The Financial Conduct Authority (FCA) is writing to 16,000 customers of debt management firm PDHL, which was refused authorisation by the regulator.
The FCA refused PDHL’s application for authorisation in December last year after finding that the firm offered poor quality debt advice and breached various rules including:
Consumers being advised to enter into debt solutions that were unsuitable for their circumstances;
The adequacy of PDHL’s systems and controls regarding management information and effective quality assurance.
The FCA was generally concerned about the firm’s treatment of its customers. For example, one customer called PDHL to inform them that they had lost their job. PDHL did not review the case for two months – at which point the firm identified that the customer had negative disposable income.
However, the customer’s request to reduce their minimum payment was not accepted and the customer agreed to maintain payments at the original level.
Another customer with negative disposable income agreed to keep paying the minimum £30 monthly payment under their debt management plan, on the basis that they would borrow money from their mother.
In both cases the debt management plans failed anyway, as the customers stopped making payments to PDHL within three months. PDHL’s interim permission lapsed at 5pm on March 9.
The FCA is still assessing applications for authorisation from all debt management firms with interim permission.

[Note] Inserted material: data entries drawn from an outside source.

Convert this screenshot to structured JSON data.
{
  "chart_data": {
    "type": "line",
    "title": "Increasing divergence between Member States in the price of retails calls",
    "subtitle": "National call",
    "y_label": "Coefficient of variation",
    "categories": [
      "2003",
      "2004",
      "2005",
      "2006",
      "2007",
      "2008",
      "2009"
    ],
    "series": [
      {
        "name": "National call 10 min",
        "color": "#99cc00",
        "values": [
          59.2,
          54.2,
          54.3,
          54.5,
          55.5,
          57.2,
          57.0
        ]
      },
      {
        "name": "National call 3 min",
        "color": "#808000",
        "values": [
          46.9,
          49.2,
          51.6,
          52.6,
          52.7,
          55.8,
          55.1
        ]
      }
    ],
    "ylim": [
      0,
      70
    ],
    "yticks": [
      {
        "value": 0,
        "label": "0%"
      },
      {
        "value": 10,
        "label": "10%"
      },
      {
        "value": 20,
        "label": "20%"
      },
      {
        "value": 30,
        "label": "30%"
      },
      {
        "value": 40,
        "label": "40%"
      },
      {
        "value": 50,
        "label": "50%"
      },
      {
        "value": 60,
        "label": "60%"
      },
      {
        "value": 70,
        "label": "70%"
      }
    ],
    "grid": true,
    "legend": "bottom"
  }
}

There are around 400,000 people on commercial debt management plans in the UK.
The FCA has previously warned it considers the debt management sector to be high risk and told firms they needed to raise their game to become authorised.
More than 100 firms have left the market since applications closed for debt management authorisation in February 2015.
Jonathan Davidson, director of supervision – retail and authorisations, at the FCA, said: “Poor debt advice can lead to consumers trying to make payments on their debt that they cannot afford which is particularly serious for those in vulnerable circumstances and why we have paid very close attention to the advice given to consumers by debt management firms.
“As part of our authorisation process, all firms must demonstrate that they have customers’ interests at the heart of their business.”